Former elite athlete and now celebrated author, Janine Shepherd, shares her inspirational story in the best-selling memoir, Defiant: A Broken Body is not a Broken Person. It chronicles her journey following a tragic accident that cut short her bid to compete in the 1988 Calgary Winter Olympics. Partially paralysed and suffering life-changing injuries, Janine made the courageous decision to let go of her former life and face adversity head-on, creating a new dream for herself.
Disability Horizons writer, Carrie Aimes, speaks to her about her journey, the challenges she has faced and how she’s reinvented herself and her outlook.
Hit by a truck in 1986 during a bicycle ride in Australia’s Blue Mountains, Janine was not expected to survive. Told by doctors that she would never walk again, nor have children, she spent the next few years rehabilitating her permanent disabilities and defying all the odds.
A mother of three, best-selling author, public speaker, aerobatics pilot and the first female director of the Civil Aviation Safety Authority, Janine speaks candidly and with humility about how and why she reinvented herself and changed her self-perspective.
Janine, please tell Disability Horizons readers about your disability and how it continues to affect you.
The accident gave me severe spinal cord injury – I broke my neck and back in six places. After extensive surgery and rehabilitation, there was just about enough nerve connectivity to be able to learn to walk again, albeit with a significant limp.
Now, in addition to significantly wasted lower leg muscles, I have limited feeling from the waist down and chronic bladder and bowel dysfunction.
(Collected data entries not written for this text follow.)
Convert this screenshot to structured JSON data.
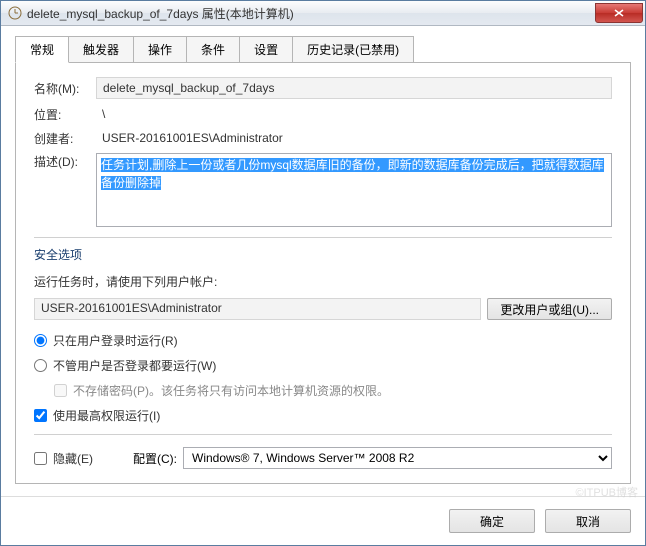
{
  "title": "delete_mysql_backup_of_7days 属性(本地计算机)",
  "tabs": [
    "常规",
    "触发器",
    "操作",
    "条件",
    "设置",
    "历史记录(已禁用)"
  ],
  "labels": {
    "name": "名称(M):",
    "location": "位置:",
    "creator": "创建者:",
    "description": "描述(D):",
    "security": "安全选项",
    "runAs": "运行任务时，请使用下列用户帐户:",
    "changeUser": "更改用户或组(U)...",
    "radio1": "只在用户登录时运行(R)",
    "radio2": "不管用户是否登录都要运行(W)",
    "noStore": "不存储密码(P)。该任务将只有访问本地计算机资源的权限。",
    "highest": "使用最高权限运行(I)",
    "hidden": "隐藏(E)",
    "configFor": "配置(C):",
    "ok": "确定",
    "cancel": "取消"
  },
  "values": {
    "name": "delete_mysql_backup_of_7days",
    "location": "\\",
    "creator": "USER-20161001ES\\Administrator",
    "description": "任务计划,删除上一份或者几份mysql数据库旧的备份，即新的数据库备份完成后，把就得数据库备份删除掉",
    "user": "USER-20161001ES\\Administrator",
    "configFor": "Windows® 7, Windows Server™ 2008 R2"
  },
  "state": {
    "runOnlyLoggedIn": true,
    "runAlways": false,
    "noStorePwd": false,
    "highestPriv": true,
    "hidden": false
  },
  "watermark": "©ITPUB博客"
}
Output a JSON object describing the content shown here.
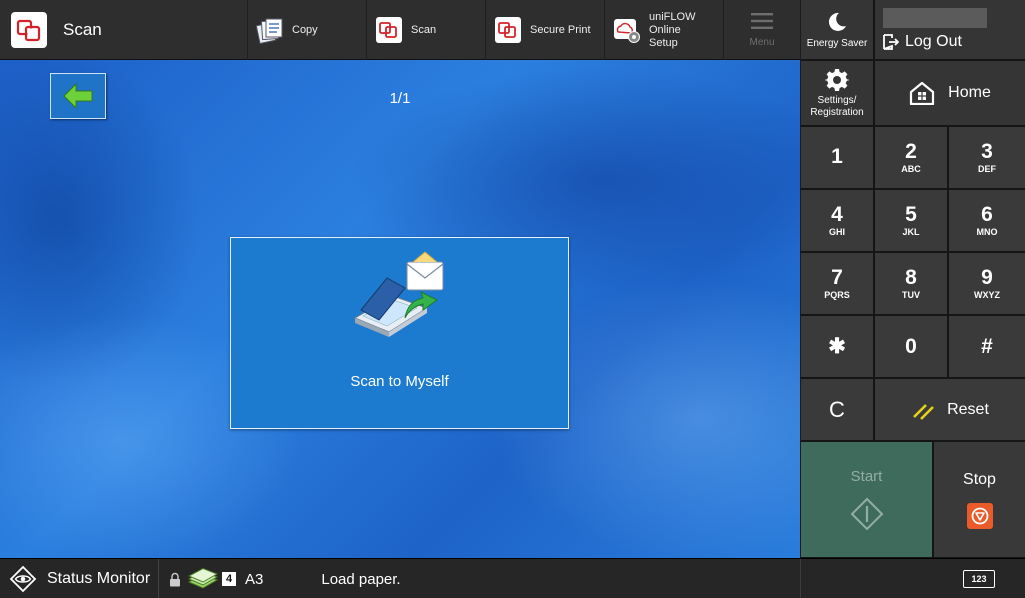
{
  "header": {
    "app_title": "Scan",
    "shortcuts": [
      {
        "label": "Copy",
        "icon": "copy-icon"
      },
      {
        "label": "Scan",
        "icon": "scan-app-icon"
      },
      {
        "label": "Secure Print",
        "icon": "secure-print-icon"
      },
      {
        "label_line1": "uniFLOW Online",
        "label_line2": "Setup",
        "icon": "uniflow-setup-icon"
      }
    ],
    "menu_label": "Menu"
  },
  "main": {
    "page_indicator": "1/1",
    "tiles": [
      {
        "label": "Scan to Myself",
        "icon": "scan-to-myself-icon"
      }
    ]
  },
  "right_panel": {
    "energy_saver_label": "Energy Saver",
    "logout_label": "Log Out",
    "settings_label_line1": "Settings/",
    "settings_label_line2": "Registration",
    "home_label": "Home",
    "keypad": [
      {
        "digit": "1",
        "letters": ""
      },
      {
        "digit": "2",
        "letters": "ABC"
      },
      {
        "digit": "3",
        "letters": "DEF"
      },
      {
        "digit": "4",
        "letters": "GHI"
      },
      {
        "digit": "5",
        "letters": "JKL"
      },
      {
        "digit": "6",
        "letters": "MNO"
      },
      {
        "digit": "7",
        "letters": "PQRS"
      },
      {
        "digit": "8",
        "letters": "TUV"
      },
      {
        "digit": "9",
        "letters": "WXYZ"
      },
      {
        "digit": "✱",
        "letters": ""
      },
      {
        "digit": "0",
        "letters": ""
      },
      {
        "digit": "#",
        "letters": ""
      }
    ],
    "clear_label": "C",
    "reset_label": "Reset",
    "start_label": "Start",
    "stop_label": "Stop"
  },
  "status_bar": {
    "status_monitor_label": "Status Monitor",
    "paper_count": "4",
    "paper_size": "A3",
    "message": "Load paper.",
    "keypad_toggle_label": "123"
  },
  "colors": {
    "start_disabled": "#3f6b5d",
    "stop_icon": "#ea5b2a",
    "reset_icon": "#e8d21c",
    "tile_bg": "#1d7bcf"
  }
}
I also have to self-catheter a lot, which results in regular urinary tract infections. Your readers might agree that these issues are possibly the worst part of living with spinal cord injury.
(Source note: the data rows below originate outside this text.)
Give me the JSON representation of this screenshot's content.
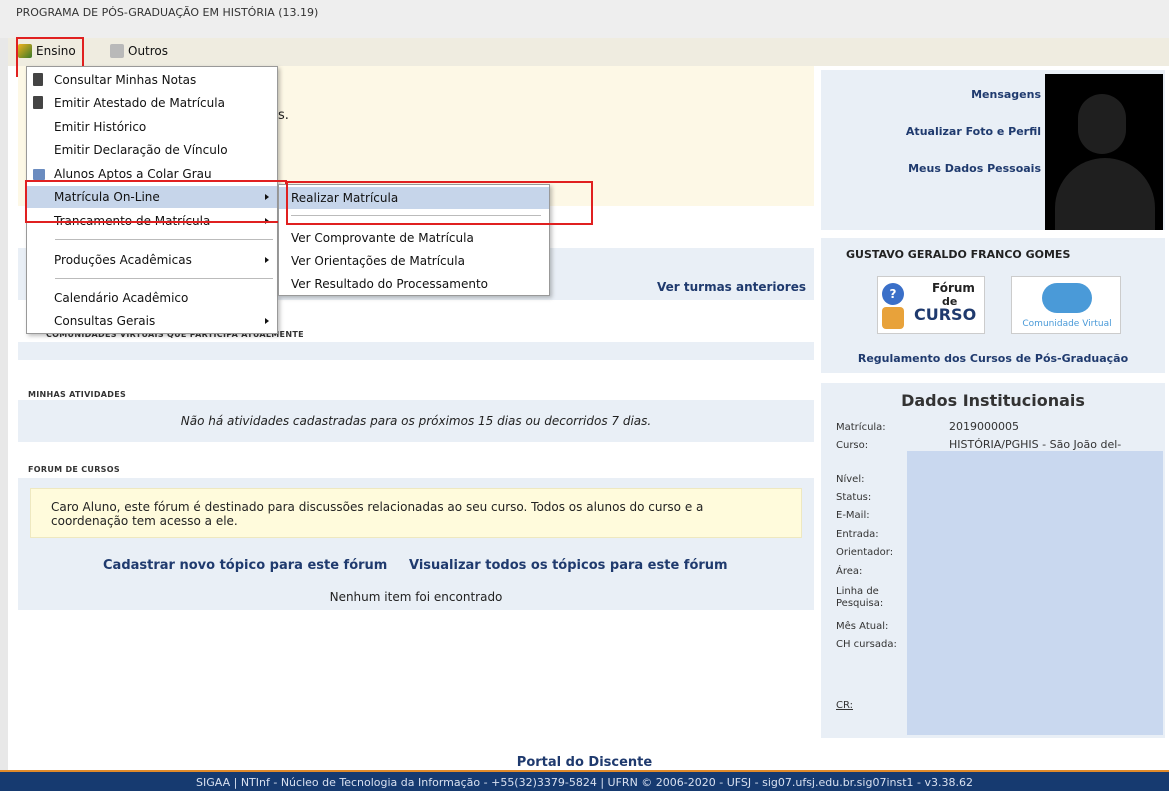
{
  "header": {
    "program_title": "PROGRAMA DE PÓS-GRADUAÇÃO EM HISTÓRIA (13.19)"
  },
  "menubar": {
    "ensino": "Ensino",
    "outros": "Outros"
  },
  "ensino_menu": [
    "Consultar Minhas Notas",
    "Emitir Atestado de Matrícula",
    "Emitir Histórico",
    "Emitir Declaração de Vínculo",
    "Alunos Aptos a Colar Grau",
    "Matrícula On-Line",
    "Trancamento de Matrícula",
    "Produções Acadêmicas",
    "Calendário Acadêmico",
    "Consultas Gerais"
  ],
  "matricula_submenu": [
    "Realizar Matrícula",
    "Ver Comprovante de Matrícula",
    "Ver Orientações de Matrícula",
    "Ver Resultado do Processamento"
  ],
  "main": {
    "partial_text": "s.",
    "ver_turmas": "Ver turmas anteriores",
    "comunidades_label": "Comunidades virtuais que participa atualmente",
    "atividades_label": "Minhas atividades",
    "atividades_msg": "Não há atividades cadastradas para os próximos 15 dias ou decorridos 7 dias.",
    "forum_label": "Forum de Cursos",
    "forum_msg": "Caro Aluno, este fórum é destinado para discussões relacionadas ao seu curso. Todos os alunos do curso e a coordenação tem acesso a ele.",
    "cadastrar_link": "Cadastrar novo tópico para este fórum",
    "visualizar_link": "Visualizar todos os tópicos para este fórum",
    "nenhum_item": "Nenhum item foi encontrado"
  },
  "right_panel": {
    "links": [
      "Mensagens",
      "Atualizar Foto e Perfil",
      "Meus Dados Pessoais"
    ],
    "student_name": "GUSTAVO GERALDO FRANCO GOMES",
    "forum_badge": {
      "line1": "Fórum",
      "line2": "de",
      "line3": "CURSO"
    },
    "comunidade_badge": "Comunidade Virtual",
    "regulamento_link": "Regulamento dos Cursos de Pós-Graduação",
    "dados_title": "Dados Institucionais",
    "fields": {
      "matricula_label": "Matrícula:",
      "matricula_value": "2019000005",
      "curso_label": "Curso:",
      "curso_value": "HISTÓRIA/PGHIS - São João del-",
      "nivel_label": "Nível:",
      "status_label": "Status:",
      "email_label": "E-Mail:",
      "entrada_label": "Entrada:",
      "orientador_label": "Orientador:",
      "area_label": "Área:",
      "linha_label_1": "Linha de",
      "linha_label_2": "Pesquisa:",
      "mes_label": "Mês Atual:",
      "ch_label": "CH cursada:",
      "cr_label": "CR:"
    }
  },
  "footer": {
    "portal": "Portal do Discente",
    "bar": "SIGAA | NTInf - Núcleo de Tecnologia da Informação - +55(32)3379-5824 | UFRN © 2006-2020 - UFSJ - sig07.ufsj.edu.br.sig07inst1 - v3.38.62"
  },
  "colors": {
    "accent": "#1f3a6e",
    "highlight": "#e02020",
    "footer_bg": "#163a70"
  }
}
‘Janine the machine’ is how you referred to your old self – the elite cross-country ski racer. Do you feel this remains a true representation of your character? If not, how would you now define yourself?
Even though I felt that my body was ‘broken’ after my accident, I realised that my spiritual essence and mental toughness remained unchanged. I soon learned that being ‘Janine the machine’ had less to do with athletic prowess than unshakeable determination and persistence. Recognising that gave me the strength to reinvent my life in a most remarkable way.